What is National Rural Livelihoods Mission (NRLM)?
Also now known as Deendayal Antyodaya Yojana-NRLM (DAY-NRLM), it is a flagship poverty alleviation program run by the Ministry of Rural Development, Government of India. It aims to reduce rural poverty by mobilizing poor households into Self-Help Groups (SHGs), providing them with financial support, skills training, and sustainable livelihood options, primarily focusing on empowering rural women.
Key Aspects of DAY-NRLM:
Objective: To empower at least one woman from each of the 10 crore+ rural poor households through SHGs, enabling them to improve their livelihoods and break out of poverty.
Core Approach:
Social Mobilization: Organizing rural poor into Self-Help Groups (SHGs) and their federations.
Financial Inclusion: Providing revolving funds, community investment funds, and facilitating bank linkages to SHGs (often at 7% interest, with an additional 3% subsidy for timely repayment).
Livelihood Promotion: Supporting both farm-based (e.g., agriculture, livestock) and non-farm activities, including skill development and entrepreneurship.
Key Components:
Mahila Kisan Sashaktikaran Pariyojana (MKSP): Empowers women farmers.
Start-up Village Entrepreneurship Programme (SVEP): Supports rural start-ups.
Aajeevika Skills: Imparts vocational skills for job placement.
Implementation: It operates as a centrally sponsored program funded 75:25 by the Centre and States (90:10 for North Eastern states).
Target Group: Identified through a process called Participatory Identification of Poor (PIP), which ranks households based on vulnerability
How has NRLM transformed rural livelihoods in India at scale?
Scale Expansion: Covers 742 districts and 10 crore households, demonstrating unprecedented outreach in poverty alleviation.
Institutional Formation: Mobilised over 90 lakh SHGs, creating federated community institutions at village and cluster levels.
Income Enhancement: Women SHG members earn ₹1,00,000+ annually, indicating sustained livelihood generation.
Financial Inclusion: Over 50 million women accessed bank credit, improving formal financial participation.
Local Economy Impact: Accounts for 60% of local government expenditure, integrating SHGs into governance structures.
Why is the SHG-based model gaining global attention, especially in Africa?
Contextual Relevance: Aligns with large informal economies in Africa where micro-enterprises dominate.
Women Empowerment: Focus on collective agency resonates with gender-based development strategies.
Low-Cost Governance: Operates through community-led systems, reducing dependence on state-heavy structures.
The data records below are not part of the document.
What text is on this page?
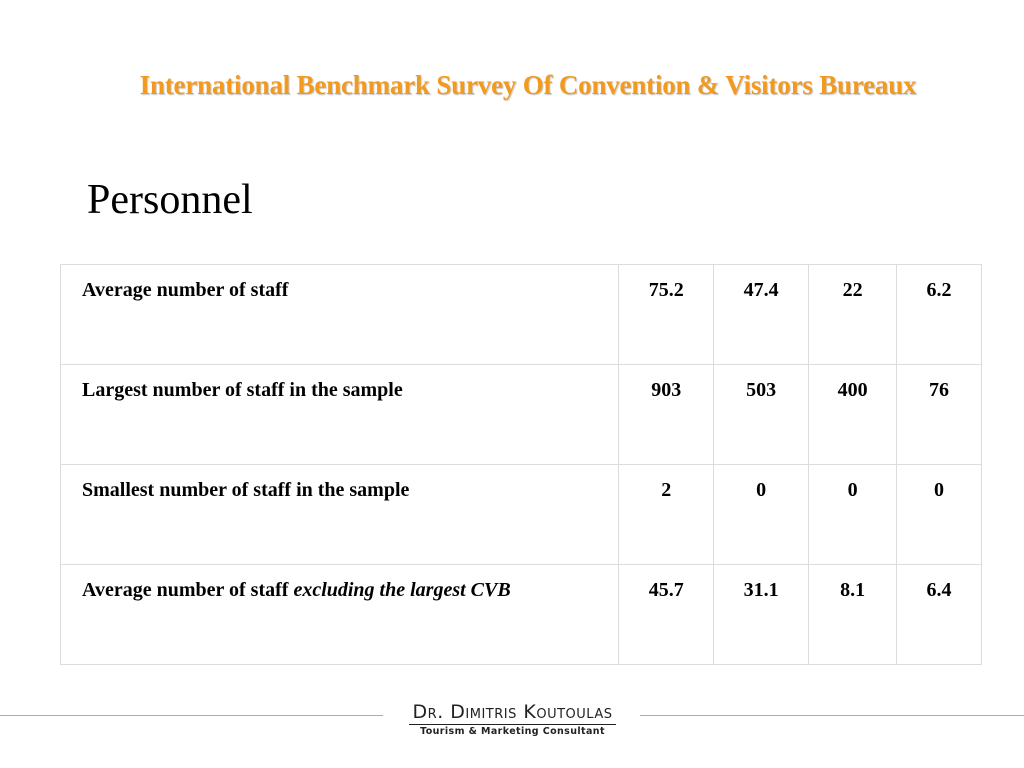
International Benchmark Survey Of Convention & Visitors Bureaux
Personnel
Average number of staff	75.2	47.4	22	6.2
Largest number of staff in the sample	903	503	400	76
Smallest number of staff in the sample	2	0	0	0
Average number of staff excluding the largest CVB	45.7	31.1	8.1	6.4
Dr. Dimitris Koutoulas
Tourism & Marketing Consultant
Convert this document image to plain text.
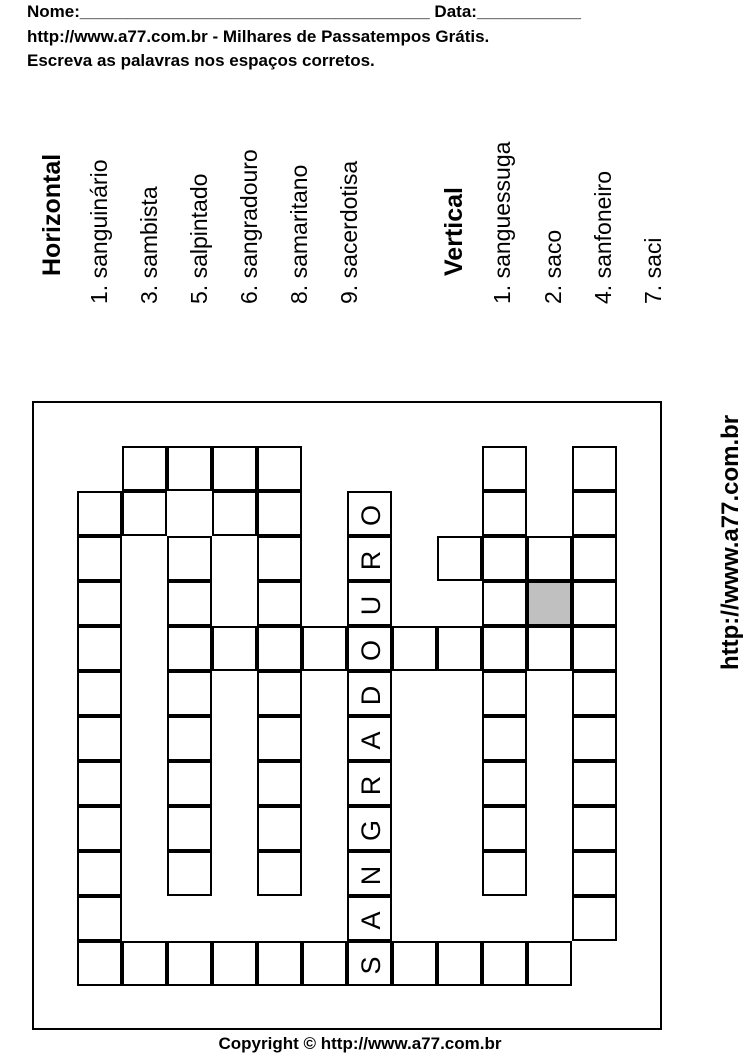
Nome:_____________________________________ Data:___________
http://www.a77.com.br - Milhares de Passatempos Grátis.
Escreva as palavras nos espaços corretos.
Horizontal 1. sanguinário 3. sambista 5. salpintado 6. sangradouro 8. samaritano 9. sacerdotisa	Vertical 1. sanguessuga 2. saco 4. sanfoneiro 7. saci
S
A
N
G
R
A
D
O
U
R
O	http://www.a77.com.br
Copyright © http://www.a77.com.br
Scalability: Demonstrates ability to scale from village to national level without losing efficiency.
Case Evidence: African nations (Ethiopia, Tanzania, Malawi, Kenya, Rwanda) engaging in knowledge exchanges and field visits.
How does India’s development diplomacy differ from traditional models?
Shift in Approach: Moves from financial aid and technical assistance to institutional model sharing.
South-South Cooperation: Promotes peer learning rather than top-down Western templates.
Capacity Building: Focuses on training missions, exposure visits, and institutional linkages.
Financial Discipline: Encourages credit linkage and repayment systems, ensuring sustainability.
Skill Development: Integrates livelihood training and entrepreneurship support.
Governance Integration: Embeds SHGs into local governance systems, ensuring accountability.
What challenges may limit global adaptation of the NRLM model?
Contextual Variations: Differences in political systems and social structures may affect replication.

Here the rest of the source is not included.